A "Cost of Discipleship"
The renowned Protestant theologian Dietrich Bonhoeffer wrote eloquently about the "cost of discipleship." Respecting human dignity is integral to Christian discipleship. It ought not be surprising, then, if there is a cost in making respect for human dignity concrete. Realizing this value is indeed an "inconvenient truth."

In recent years, many Catholic health care systems and facilities have done considerable work on various aspects of creating a just workplace. Some of that work is being shared in this issue of Health Progress. Over the next year, the CHA ethics staff hopes to implement several projects in this area. One is to gather together work that has been done by Catholic health care organizations on just workplace issues and make it available to the ministry as a whole. Another is to contribute, in several different ways, to a better understanding of Catholic social teaching and its implications for labor issues.
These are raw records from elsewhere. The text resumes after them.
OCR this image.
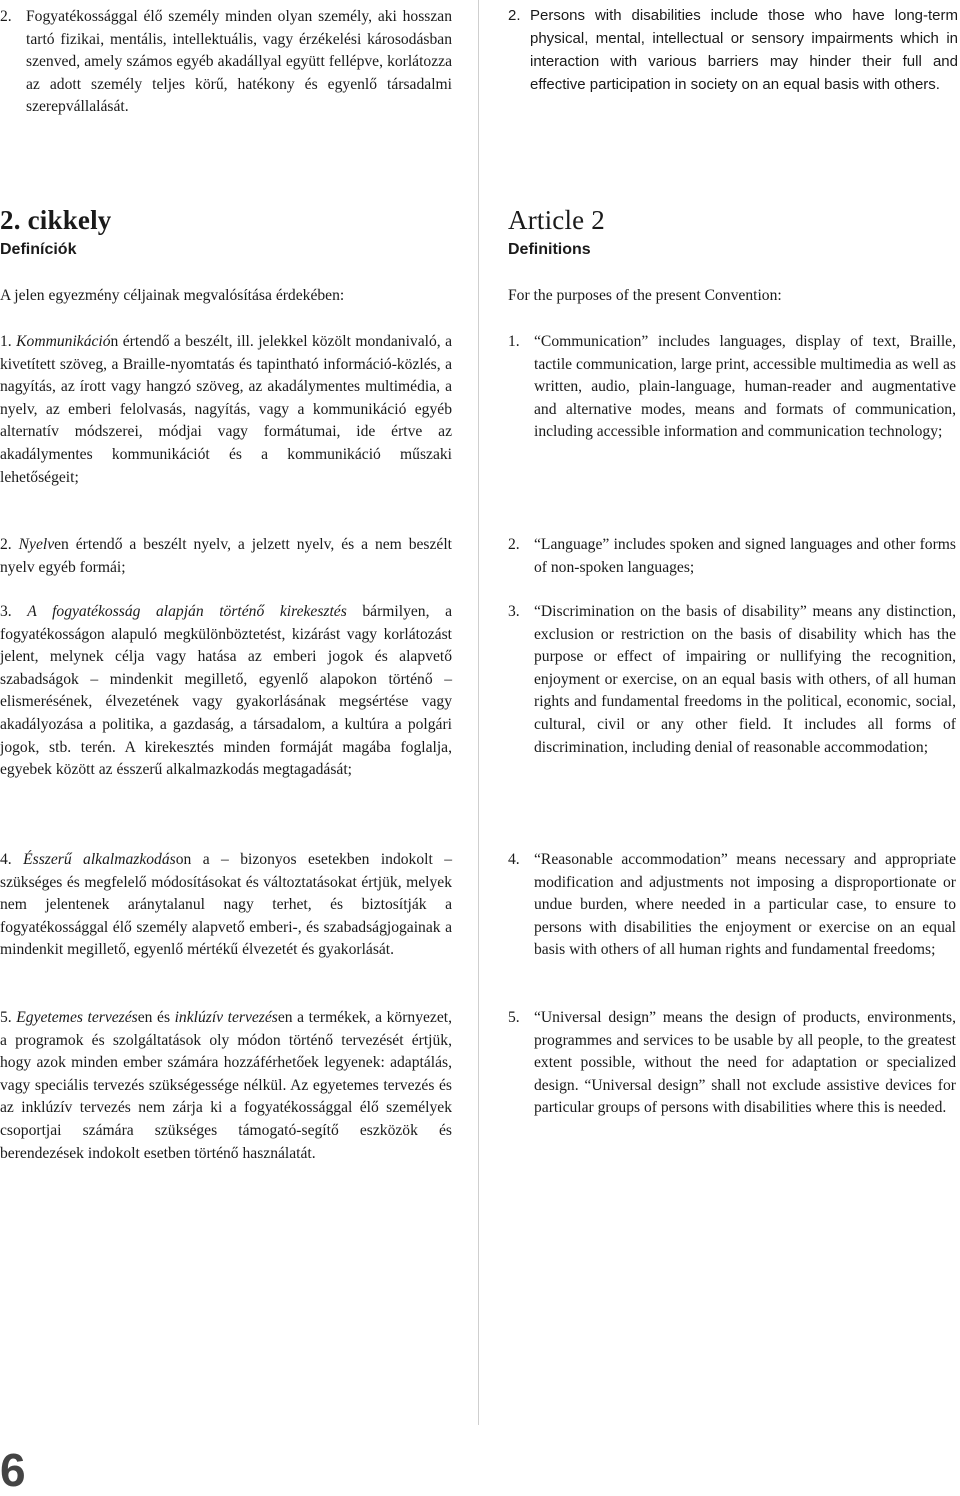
2. Fogyatékossággal élő személy minden olyan személy, aki hosszan tartó fizikai, mentális, intellektuális, vagy érzékelési károsodásban szenved, amely számos egyéb akadállyal együtt fellépve, korlátozza az adott személy teljes körű, hatékony és egyenlő társadalmi szerepvállalását.
2. cikkely
Definíciók
A jelen egyezmény céljainak megvalósítása érdekében:
1. Kommunikáción értendő a beszélt, ill. jelekkel közölt mondanivaló, a kivetített szöveg, a Braille-nyomtatás és tapintható információ-közlés, a nagyítás, az írott vagy hangzó szöveg, az akadálymentes multimédia, a nyelv, az emberi felolvasás, nagyítás, vagy a kommunikáció egyéb alternatív módszerei, módjai vagy formátumai, ide értve az akadálymentes kommunikációt és a kommunikáció műszaki lehetőségeit;
2. Nyelven értendő a beszélt nyelv, a jelzett nyelv, és a nem beszélt nyelv egyéb formái;
3. A fogyatékosság alapján történő kirekesztés bármilyen, a fogyatékosságon alapuló megkülönböztetést, kizárást vagy korlátozást jelent, melynek célja vagy hatása az emberi jogok és alapvető szabadságok – mindenkit megillető, egyenlő alapokon történő – elismerésének, élvezetének vagy gyakorlásának megsértése vagy akadályozása a politika, a gazdaság, a társadalom, a kultúra a polgári jogok, stb. terén. A kirekesztés minden formáját magába foglalja, egyebek között az ésszerű alkalmazkodás megtagadását;
4. Ésszerű alkalmazkodáson a – bizonyos esetekben indokolt – szükséges és megfelelő módosításokat és változtatásokat értjük, melyek nem jelentenek aránytalanul nagy terhet, és biztosítják a fogyatékossággal élő személy alapvető emberi-, és szabadságjogainak a mindenkit megillető, egyenlő mértékű élvezetét és gyakorlását.
5. Egyetemes tervezésen és inklúzív tervezésen a termékek, a környezet, a programok és szolgáltatások oly módon történő tervezését értjük, hogy azok minden ember számára hozzáférhetőek legyenek: adaptálás, vagy speciális tervezés szükségessége nélkül. Az egyetemes tervezés és az inklúzív tervezés nem zárja ki a fogyatékossággal élő személyek csoportjai számára szükséges támogató-segítő eszközök és berendezések indokolt esetben történő használatát.
2. Persons with disabilities include those who have long-term physical, mental, intellectual or sensory impairments which in interaction with various barriers may hinder their full and effective participation in society on an equal basis with others.
Article 2
Definitions
For the purposes of the present Convention:
1. “Communication” includes languages, display of text, Braille, tactile communication, large print, accessible multimedia as well as written, audio, plain-language, human-reader and augmentative and alternative modes, means and formats of communication, including accessible information and communication technology;
2. “Language” includes spoken and signed languages and other forms of non-spoken languages;
3. “Discrimination on the basis of disability” means any distinction, exclusion or restriction on the basis of disability which has the purpose or effect of impairing or nullifying the recognition, enjoyment or exercise, on an equal basis with others, of all human rights and fundamental freedoms in the political, economic, social, cultural, civil or any other field. It includes all forms of discrimination, including denial of reasonable accommodation;
4. “Reasonable accommodation” means necessary and appropriate modification and adjustments not imposing a disproportionate or undue burden, where needed in a particular case, to ensure to persons with disabilities the enjoyment or exercise on an equal basis with others of all human rights and fundamental freedoms;
5. “Universal design” means the design of products, environments, programmes and services to be usable by all people, to the greatest extent possible, without the need for adaptation or specialized design. “Universal design” shall not exclude assistive devices for particular groups of persons with disabilities where this is needed.
6
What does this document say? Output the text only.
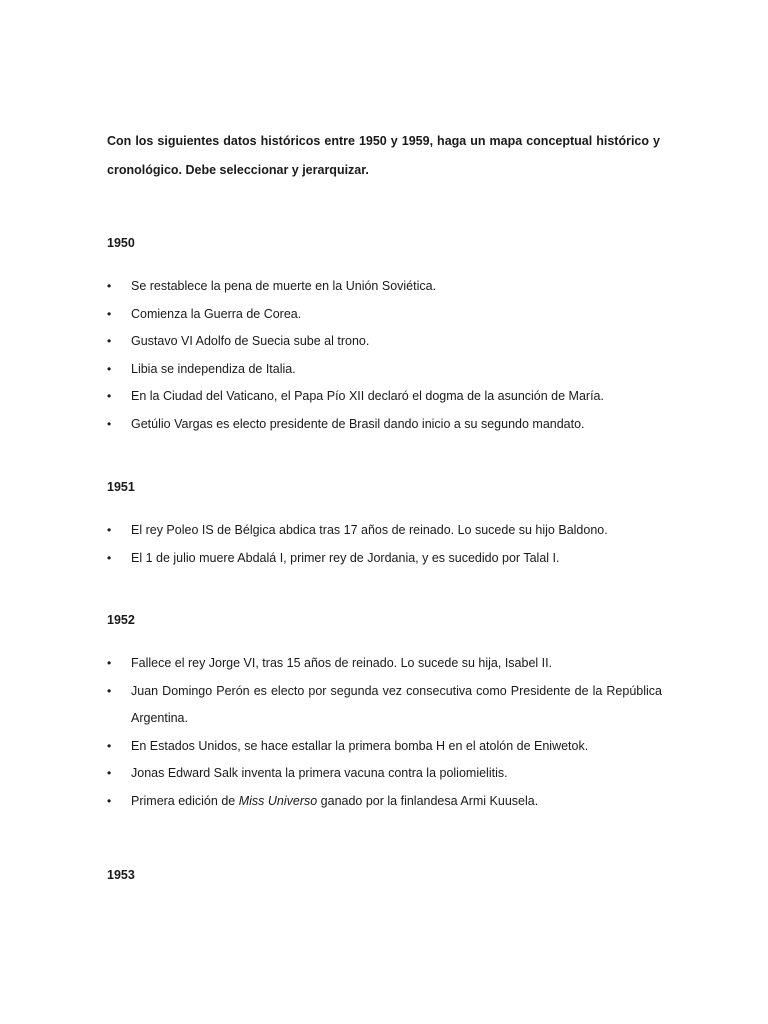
Con los siguientes datos históricos entre 1950 y 1959, haga un mapa conceptual histórico y cronológico. Debe seleccionar y jerarquizar.

1950

• Se restablece la pena de muerte en la Unión Soviética.
• Comienza la Guerra de Corea.
• Gustavo VI Adolfo de Suecia sube al trono.
• Libia se independiza de Italia.
• En la Ciudad del Vaticano, el Papa Pío XII declaró el dogma de la asunción de María.
• Getúlio Vargas es electo presidente de Brasil dando inicio a su segundo mandato.

1951

• El rey Poleo IS de Bélgica abdica tras 17 años de reinado. Lo sucede su hijo Baldono.
• El 1 de julio muere Abdalá I, primer rey de Jordania, y es sucedido por Talal I.

1952

• Fallece el rey Jorge VI, tras 15 años de reinado. Lo sucede su hija, Isabel II.
• Juan Domingo Perón es electo por segunda vez consecutiva como Presidente de la República Argentina.
• En Estados Unidos, se hace estallar la primera bomba H en el atolón de Eniwetok.
• Jonas Edward Salk inventa la primera vacuna contra la poliomielitis.
• Primera edición de Miss Universo ganado por la finlandesa Armi Kuusela.

1953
But the creation of a just workplace is, ultimately, a local matter. It is there that the imagination, resolve, and hard work must occur. It is there that respecting human dignity in the workplace is so often experienced as an "inconvenient truth."

NOTES

  1. U. S. Conference of Catholic Bishops, Compendium of the Social Doctrine of the Church, Washington, DC, 2004, para. 301, p. 132.
  2. U.S. Conference of Catholic Bishops, Ethical and Religious Directives for Catholic Health Care Services, Washington DC, 2001, Directive 7.